Benefits of a solo 401(k)
Like regular 401(k)s, the primary benefits of the solo 401(k) center on tax savings. If you open a traditional solo 401(k), the money you contribute will go in on a pre-tax basis. However, your withdrawals will be taxed as ordinary income once you retire. If you opt for the Roth version of the solo 401(k), you won't get an immediate tax break, as Roth accounts are funded with after-tax dollars. But with a Roth, once you reach retirement, your withdrawals can be taken tax free. Furthermore, Roth accounts don't impose required minimum distributions, which means you can let your money sit and grow indefinitely.
Regardless of whether you go the traditional or Roth route for your solo 401(k), another key advantage is that you won't have to pay taxes on your investment gains along the way. This means you'll be free to reinvent your earnings and keep growing your savings. And while you'll eventually pay taxes on your gains in retirement with a traditional solo 401(k), with a Roth, you'll benefit from complete tax-free growth.
Of course, solo 401(k)s aren't all rosy. They can be complicated and costly to set up, and you'll still be subject to the same administrative fees for which company-sponsored 401(k) plans are notorious. On the other hand, solo 401(k) plans come with generous annual contribution limits that, if maximized, can put you in a great position once retirement rolls around.
Solo 401(k) annual contribution limits
With a company-sponsored 401(k), workers under 50 can contribute up to $18,000 a year, while those 50 and older can contribute up to $24,000. While these limits apply to solo 401(k)s, as well, one key difference is that, with a solo 401(k), you can also contribute up to 25% of your self-employment income, up to a maximum of $54,000 per year if you're under 50, or $60,000 if you're 50 or older. Keep in mind that when you calculate that 25% of income, you must first deduct half of your self-employment tax plus your own contributions. But if you earn enough to hit either the $54,000 or $60,000 annual limit, you stand to amass a pretty sizable nest egg.

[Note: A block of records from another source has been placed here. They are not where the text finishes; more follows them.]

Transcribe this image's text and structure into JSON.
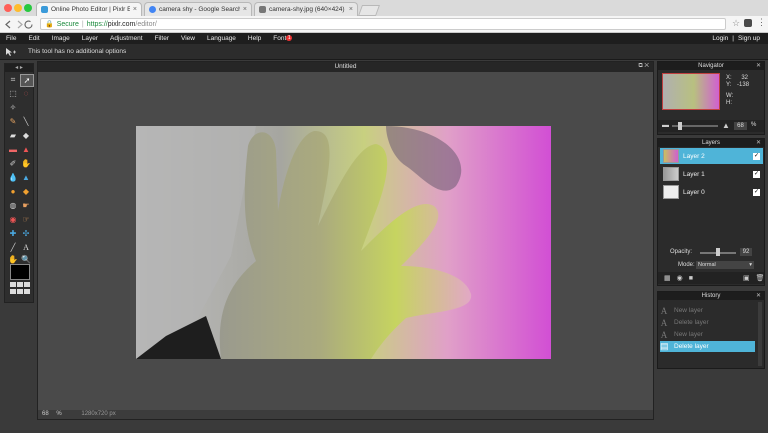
{
  "browser": {
    "tabs": [
      {
        "label": "Online Photo Editor | Pixlr Edi",
        "active": true,
        "favicon_color": "#3a9ad9"
      },
      {
        "label": "camera shy - Google Search",
        "active": false,
        "favicon_color": "#4285f4"
      },
      {
        "label": "camera-shy.jpg (640×424)",
        "active": false,
        "favicon_color": "#777777"
      }
    ],
    "close_glyph": "×",
    "url": {
      "secure_label": "Secure",
      "scheme": "https://",
      "host": "pixlr.com",
      "path": "/editor/"
    }
  },
  "menu": {
    "items": [
      "File",
      "Edit",
      "Image",
      "Layer",
      "Adjustment",
      "Filter",
      "View",
      "Language",
      "Help",
      "Font"
    ],
    "font_badge": "1",
    "login": "Login",
    "separator": "|",
    "signup": "Sign up"
  },
  "options_bar": {
    "message": "This tool has no additional options"
  },
  "canvas": {
    "title": "Untitled",
    "zoom": "68",
    "zoom_unit": "%",
    "size": "1280x720 px"
  },
  "navigator": {
    "title": "Navigator",
    "x_label": "X:",
    "x_value": "32",
    "y_label": "Y:",
    "y_value": "-138",
    "w_label": "W:",
    "h_label": "H:",
    "zoom": "68",
    "zoom_unit": "%"
  },
  "layers": {
    "title": "Layers",
    "items": [
      {
        "name": "Layer 2",
        "selected": true
      },
      {
        "name": "Layer 1",
        "selected": false
      },
      {
        "name": "Layer 0",
        "selected": false
      }
    ],
    "opacity_label": "Opacity:",
    "opacity_value": "92",
    "mode_label": "Mode:",
    "mode_value": "Normal"
  },
  "history": {
    "title": "History",
    "items": [
      {
        "label": "New layer",
        "selected": false
      },
      {
        "label": "Delete layer",
        "selected": false
      },
      {
        "label": "New layer",
        "selected": false
      },
      {
        "label": "Delete layer",
        "selected": true
      }
    ]
  },
  "colors": {
    "accent": "#4fb4d8",
    "app_bg": "#3a3a3a",
    "menubar": "#1e1e1e"
  }
}
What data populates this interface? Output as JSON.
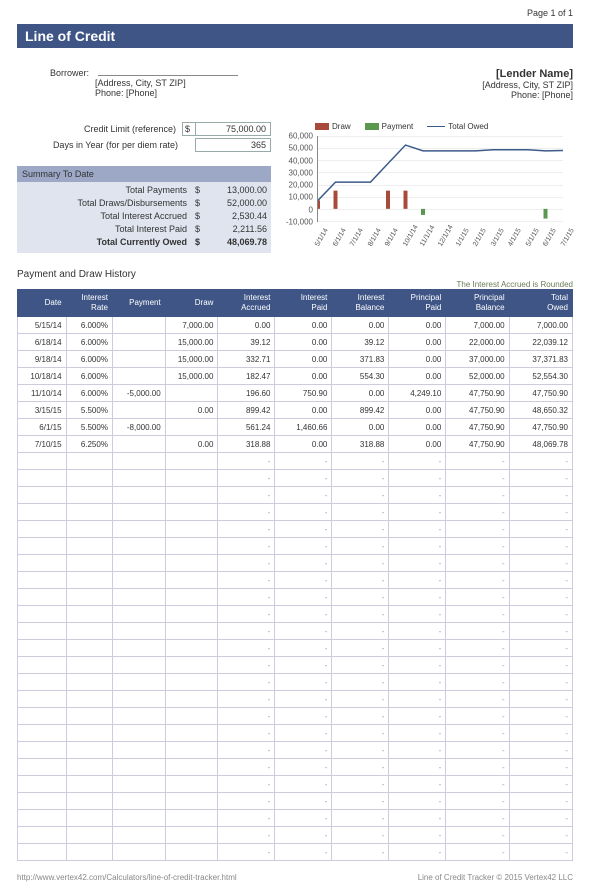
{
  "page_indicator": "Page 1 of 1",
  "title": "Line of Credit",
  "borrower": {
    "label": "Borrower:",
    "address": "[Address, City, ST ZIP]",
    "phone": "Phone: [Phone]"
  },
  "lender": {
    "name": "[Lender Name]",
    "address": "[Address, City, ST  ZIP]",
    "phone": "Phone: [Phone]"
  },
  "inputs": {
    "credit_limit_label": "Credit Limit (reference)",
    "credit_limit_currency": "$",
    "credit_limit_value": "75,000.00",
    "days_label": "Days in Year (for per diem rate)",
    "days_value": "365"
  },
  "summary": {
    "heading": "Summary To Date",
    "rows": [
      {
        "label": "Total Payments",
        "cur": "$",
        "value": "13,000.00"
      },
      {
        "label": "Total Draws/Disbursements",
        "cur": "$",
        "value": "52,000.00"
      },
      {
        "label": "Total Interest Accrued",
        "cur": "$",
        "value": "2,530.44"
      },
      {
        "label": "Total Interest Paid",
        "cur": "$",
        "value": "2,211.56"
      }
    ],
    "total": {
      "label": "Total Currently Owed",
      "cur": "$",
      "value": "48,069.78"
    }
  },
  "chart_data": {
    "type": "combo",
    "legend": {
      "draw": "Draw",
      "payment": "Payment",
      "total": "Total Owed"
    },
    "y_ticks": [
      "-10,000",
      "0",
      "10,000",
      "20,000",
      "30,000",
      "40,000",
      "50,000",
      "60,000"
    ],
    "ylim": [
      -10000,
      60000
    ],
    "x_categories": [
      "5/1/14",
      "6/1/14",
      "7/1/14",
      "8/1/14",
      "9/1/14",
      "10/1/14",
      "11/1/14",
      "12/1/14",
      "1/1/15",
      "2/1/15",
      "3/1/15",
      "4/1/15",
      "5/1/15",
      "6/1/15",
      "7/1/15"
    ],
    "draws": [
      7000,
      15000,
      0,
      0,
      15000,
      15000,
      0,
      0,
      0,
      0,
      0,
      0,
      0,
      0,
      0
    ],
    "payments": [
      0,
      0,
      0,
      0,
      0,
      0,
      5000,
      0,
      0,
      0,
      0,
      0,
      0,
      8000,
      0
    ],
    "total_owed": [
      7000,
      22039,
      22039,
      22039,
      37372,
      52554,
      47751,
      47751,
      47751,
      47751,
      48650,
      48650,
      48650,
      47751,
      48070
    ]
  },
  "history": {
    "title": "Payment and Draw History",
    "note": "The Interest Accrued is Rounded",
    "columns": [
      "Date",
      "Interest Rate",
      "Payment",
      "Draw",
      "Interest Accrued",
      "Interest Paid",
      "Interest Balance",
      "Principal Paid",
      "Principal Balance",
      "Total Owed"
    ],
    "rows": [
      {
        "date": "5/15/14",
        "rate": "6.000%",
        "payment": "",
        "draw": "7,000.00",
        "acc": "0.00",
        "ipaid": "0.00",
        "ibal": "0.00",
        "ppaid": "0.00",
        "pbal": "7,000.00",
        "owed": "7,000.00"
      },
      {
        "date": "6/18/14",
        "rate": "6.000%",
        "payment": "",
        "draw": "15,000.00",
        "acc": "39.12",
        "ipaid": "0.00",
        "ibal": "39.12",
        "ppaid": "0.00",
        "pbal": "22,000.00",
        "owed": "22,039.12"
      },
      {
        "date": "9/18/14",
        "rate": "6.000%",
        "payment": "",
        "draw": "15,000.00",
        "acc": "332.71",
        "ipaid": "0.00",
        "ibal": "371.83",
        "ppaid": "0.00",
        "pbal": "37,000.00",
        "owed": "37,371.83"
      },
      {
        "date": "10/18/14",
        "rate": "6.000%",
        "payment": "",
        "draw": "15,000.00",
        "acc": "182.47",
        "ipaid": "0.00",
        "ibal": "554.30",
        "ppaid": "0.00",
        "pbal": "52,000.00",
        "owed": "52,554.30"
      },
      {
        "date": "11/10/14",
        "rate": "6.000%",
        "payment": "-5,000.00",
        "draw": "",
        "acc": "196.60",
        "ipaid": "750.90",
        "ibal": "0.00",
        "ppaid": "4,249.10",
        "pbal": "47,750.90",
        "owed": "47,750.90"
      },
      {
        "date": "3/15/15",
        "rate": "5.500%",
        "payment": "",
        "draw": "0.00",
        "acc": "899.42",
        "ipaid": "0.00",
        "ibal": "899.42",
        "ppaid": "0.00",
        "pbal": "47,750.90",
        "owed": "48,650.32"
      },
      {
        "date": "6/1/15",
        "rate": "5.500%",
        "payment": "-8,000.00",
        "draw": "",
        "acc": "561.24",
        "ipaid": "1,460.66",
        "ibal": "0.00",
        "ppaid": "0.00",
        "pbal": "47,750.90",
        "owed": "47,750.90"
      },
      {
        "date": "7/10/15",
        "rate": "6.250%",
        "payment": "",
        "draw": "0.00",
        "acc": "318.88",
        "ipaid": "0.00",
        "ibal": "318.88",
        "ppaid": "0.00",
        "pbal": "47,750.90",
        "owed": "48,069.78"
      }
    ],
    "empty_row_count": 24
  },
  "footer": {
    "left": "http://www.vertex42.com/Calculators/line-of-credit-tracker.html",
    "right": "Line of Credit Tracker © 2015 Vertex42 LLC"
  }
}
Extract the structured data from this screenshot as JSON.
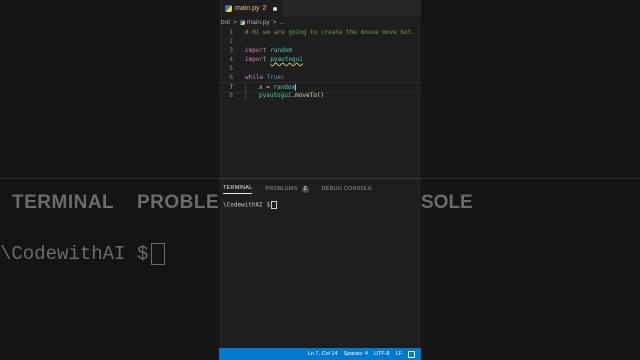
{
  "background": {
    "tabs": [
      "TERMINAL",
      "PROBLEM"
    ],
    "tab_right_fragment": "SOLE",
    "prompt": "\\CodewithAI $"
  },
  "editor": {
    "tab": {
      "filename": "main.py",
      "problems": "2"
    },
    "breadcrumb": [
      "bot",
      ">",
      "main.py",
      ">",
      "..."
    ],
    "lines": [
      {
        "num": "1",
        "comment": "# Hi we are going to create the mouse move bot."
      },
      {
        "num": "2"
      },
      {
        "num": "3",
        "kw": "import",
        "name": "random"
      },
      {
        "num": "4",
        "kw": "import",
        "name": "pyautogui"
      },
      {
        "num": "5"
      },
      {
        "num": "6",
        "kw": "while",
        "value": "True",
        "punct": ":"
      },
      {
        "num": "7",
        "var": "x",
        "op": " = ",
        "name": "random"
      },
      {
        "num": "8",
        "obj": "pyautogui",
        "method": ".moveTo()"
      }
    ]
  },
  "panel": {
    "tabs": {
      "terminal": "TERMINAL",
      "problems": "PROBLEMS",
      "problems_count": "2",
      "debug": "DEBUG CONSOLE"
    },
    "prompt": "\\CodewithAI $"
  },
  "statusbar": {
    "position": "Ln 7, Col 14",
    "spaces": "Spaces: 4",
    "encoding": "UTF-8",
    "eol": "LF"
  }
}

Though you'd think being self-employed might limit your options for retirement savings, in reality, the opposite is true. Self-employed individuals typically have even more choices with regard to tax-advantaged retirement accounts. The solo 401(k) is just one of several plans available to self-employed workers, so if you're committed to saving for the future, it pays to explore your options, and see which type of account is right for you.